Should Doctors Advise Young People To Abstain From Sex?
December 15, 2000
Against a background of high rates of teenage conceptions and an increasing level of sexually transmitted infections, a debate in this week's British Medical Journal considers whether advising abstinence is an effective response to declining teenage sexual health.
Abstinence makes sense and is effective, argues Trevor Stammers.
- Up to 80 percent of unplanned pregnancies result from failed contraception.
- Early intercourse carries greater risks and often leads to subsequent regret -- only two-fifths of respondents in a recent study indicated that first intercourse occurred "at about the right time;" 45 percent of girls and 32 percent of boys say it happened "too early" or shouldn't have happened at all.
- Sexually active teenagers are also more likely to be emotionally hurt and have an increased risk of depression and suicide.
- Abstinence programs from the U.S. also show "a sharp reduction in the number of pregnancies."
Easier availability of contraception and more explicit sex education at an earlier age are tired and inadequate responses to declining teenage sexual health, says Stammers.
- In 1995-7, the rate of increase in gonorrhea among 16-19 year olds in Great Britain was 45 percent -- the highest increase seen in any age group.

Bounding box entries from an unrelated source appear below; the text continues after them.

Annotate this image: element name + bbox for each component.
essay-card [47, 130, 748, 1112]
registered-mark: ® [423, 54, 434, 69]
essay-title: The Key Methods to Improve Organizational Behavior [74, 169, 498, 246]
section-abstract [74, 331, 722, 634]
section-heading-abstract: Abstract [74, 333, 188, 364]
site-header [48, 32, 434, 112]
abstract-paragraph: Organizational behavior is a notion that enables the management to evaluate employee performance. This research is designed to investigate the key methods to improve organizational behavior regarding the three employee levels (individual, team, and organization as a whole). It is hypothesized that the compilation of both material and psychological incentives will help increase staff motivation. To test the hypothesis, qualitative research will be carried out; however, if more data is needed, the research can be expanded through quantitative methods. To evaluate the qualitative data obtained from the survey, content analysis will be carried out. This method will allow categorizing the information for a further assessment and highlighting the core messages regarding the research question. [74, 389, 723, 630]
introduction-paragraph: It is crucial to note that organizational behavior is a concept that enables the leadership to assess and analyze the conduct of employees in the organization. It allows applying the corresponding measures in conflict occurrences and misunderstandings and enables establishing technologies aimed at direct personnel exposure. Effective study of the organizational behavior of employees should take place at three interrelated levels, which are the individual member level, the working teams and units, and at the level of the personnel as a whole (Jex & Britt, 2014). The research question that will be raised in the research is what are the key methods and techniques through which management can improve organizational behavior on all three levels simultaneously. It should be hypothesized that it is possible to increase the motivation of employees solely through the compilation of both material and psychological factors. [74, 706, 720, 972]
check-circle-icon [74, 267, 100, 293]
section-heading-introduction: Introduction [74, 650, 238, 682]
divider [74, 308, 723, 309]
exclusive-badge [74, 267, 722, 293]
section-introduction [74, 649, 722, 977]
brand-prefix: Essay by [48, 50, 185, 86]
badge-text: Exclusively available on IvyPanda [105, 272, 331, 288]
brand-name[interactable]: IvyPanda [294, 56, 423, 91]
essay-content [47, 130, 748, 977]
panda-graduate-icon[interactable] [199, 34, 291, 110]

- In England alone, almost 90,000 teenagers became pregnant in 1997; slightly fewer than 7,700 of these girls were less than 16 years old, and about half had abortions.
- During the same period and in the same age group, the incidence of chlamydia rose by 53 percent and that of genital warts by 25 percent.
A researcher on sexual conduct and sex education, says the answer lies in promoting greater openness about young people's sexuality.
- Indeed, countries such as Norway, Sweden and the Netherlands -- where teenage conception rates are considerably lower than in the United Kingdom -- have an earlier and more open approach to sexual issues in schools and families.
- A recent study of over 400 adolescents clearly showed that where parents, especially mothers, were the major source of sexual information, their adolescents' sexual behavior was less risky.